Ils voulurent tous les trois passer le premier. Puisqu'il était tout simplement question d'y passer. Les suppliques n'avaient plus aucun effet. Les adulations aucune signification. Les baise-pieds et baisemains rebondissaient contre la froide inhumanité des bourreaux non cagoulés.
Le plan macabre avait été accepté à l'unanimité. Les trois seraient descendus froidement d'une balle entre les deux yeux. Les trois ne porteraient pas de cagoules. La première exécution se ferait sous le regard des deux autres qui étaient obligés à suivre les yeux grand ouverts la mise en scène. Sous peine de se voir amputer un doigt ou une main. Un orteil ou une jambe. Puis le cadavre, dont la concavité du cou reposait épousant parfaitement la convexité d'un tronc d'arbre, serait décapité d'un coup sec. Un seul coup de machette. Enfin le corps et la tête seraient jetés dans le fourneau charbon.
Tout était fin prêt. Il ne manquait que le jeune homme au téléphone portable dernier cri. Le téléphone en mesure de filmer avec un rendu dépassant le réel, les images qui seraient divulguée sur internet.
Les bourreaux fiers et non cagoulés avaient laissé le soin à Joxibrin, Exalus et lisyus d'établir la liste et l'ordre de passage.
La meilleure position pourrait bien être la première. A ce stade on ne croit pas trop au miracle. On le sait toujours. Même des dés pipés, quand ils sont jetés, ils sont jetés.
Plusieurs choses semblaient pourtant sûres. Etre le deuxième de la liste s'avérait moins bien que d'y être le premier mais sans aucun doute moins terrible que de figurer en troisième position.
Il ne s'agissait point d'un podium de fin d'épreuves de coupe du monde ou de jeux olympiques. Il était question de la fin de l'aventure de Lisyius, Joxibrin et Oxalus. Trois citoyens partis de Troucoucou, une section communale rayée de l'esprit des dirigeants et des chefs. Des gens de peu oubliés des gens de bien. Des victimes de l'amnésie endémique de tous les gouvernements.
Communauté verte et fertile, véritable grenier de toute une région, Troucoucou avait survécu au prix de déprédations de toute sorte, au mépris le plus lugubre du bon sens, pour se convertir en un joyau d'une zone incompatible avec toute forme de vie, inspirant la fuite, et exhalant la mauvaise augure.
Les animaux les plus coriaces agonisaient. Ils promenaient d'un pas lourd et pesant entre les ronces et les bayahondes le résidu osseux de leurs carcasses affamées. Les cactus transpiraient d'épaisses gouttes de poussières grises transportées par les vents de nuit entres les épines desséchées.
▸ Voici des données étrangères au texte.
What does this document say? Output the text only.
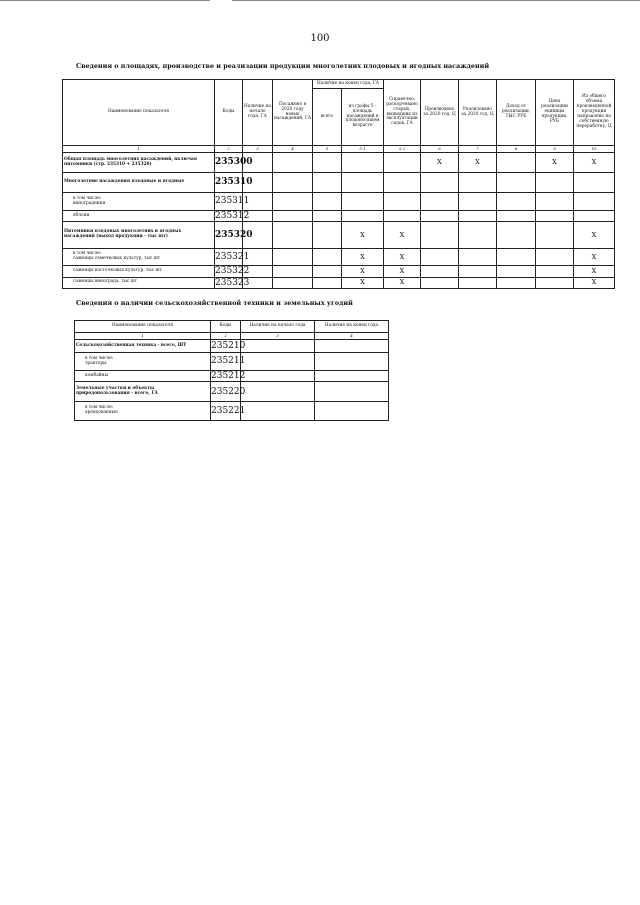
100
Сведения о площадях, производстве и реализации продукции многолетних плодовых и ягодных насаждений
Наименование показателя	Коды	Наличие на начало года, ГА	Посажено в 2020 году новых насаждений, ГА	Наличие на конец года, ГА		Справочно: раскорчевано старых, вышедших из эксплуатации садов, ГА	Производено за 2020 год, Ц	Реализовано за 2020 год, Ц	Доход от реализации, ТЫС РУБ	Цена реализации единицы продукции, РУБ	Из общего объема произведенной продукции направлено на собственную переработку, Ц
				всего	из графы 5 - площадь насаждений в плодоносящем возрасте						
1	2	3	4	5	5.1	5.2	6	7	8	9	10
Общая площадь многолетних насаждений, включая питомники (стр. 235310 + 235320)	235300						X	X		X	X
Многолетние насаждения плодовые и ягодные	235310										
в том числе:
виноградники	235311										
яблони	235312										
Питомники плодовых многолетних и ягодных насаждений (выход продукции - тыс шт)	235320				X	X					X
в том числе:
саженцы семечковых культур, тыс шт	235321				X	X					X
саженцы косточковых культур, тыс шт	235322				X	X					X
саженцы винограда, тыс шт	235323				X	X					X
Сведения о наличии сельскохозяйственной техники и земельных угодий
Наименование показателя	Коды	Наличие на начало года	Наличие на конец года
1	2	3	4
Сельскохозяйственная техника - всего, ШТ	235210		
в том числе:
тракторы	235211		
комбайны	235212		
Земельные участки и объекты природопользования - всего, ГА	235220		
в том числе:
арендованные	235221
Joxibrin, Exalus et Lisyius résistaient au temps. Ils avaient appris à apprivoiser les besoins les plus vitaux et les rendre plus facultatifs que nécessaires. Ils résistaient aux vents comme aux promesses non tenues. Ils fuyaient les rêves comme ils étaient décidés à fuir la faim.
La fin venait surtout de l'ouest. Elle avait tapissé de son manteau épais et lugubre une grande partie de la région. Des rumeurs se mêlaient à des cris d'espoir venant de l'est ou s'étendaient disait-on, de l'espoir comme une grande nappe verte foncée et scintillante à perte de vue. Mais l'Ouest c'était chez nous. L'Est chez les autres. Ils se savaient souvent considérés comme les autres des autres. Donc l'Est était aussi à eux. Mais il fallait souvent se méfier des rumeurs. Surtout de ces rumeurs édulcorées de réussite rouge cramoisi et de victoire couleur soleil. Des rumeurs mélangeant savamment dans le creuset des imaginations type mirages espérances et orgies divines et miraculeuses. Surtout de ces rumeurs venant de l'Est.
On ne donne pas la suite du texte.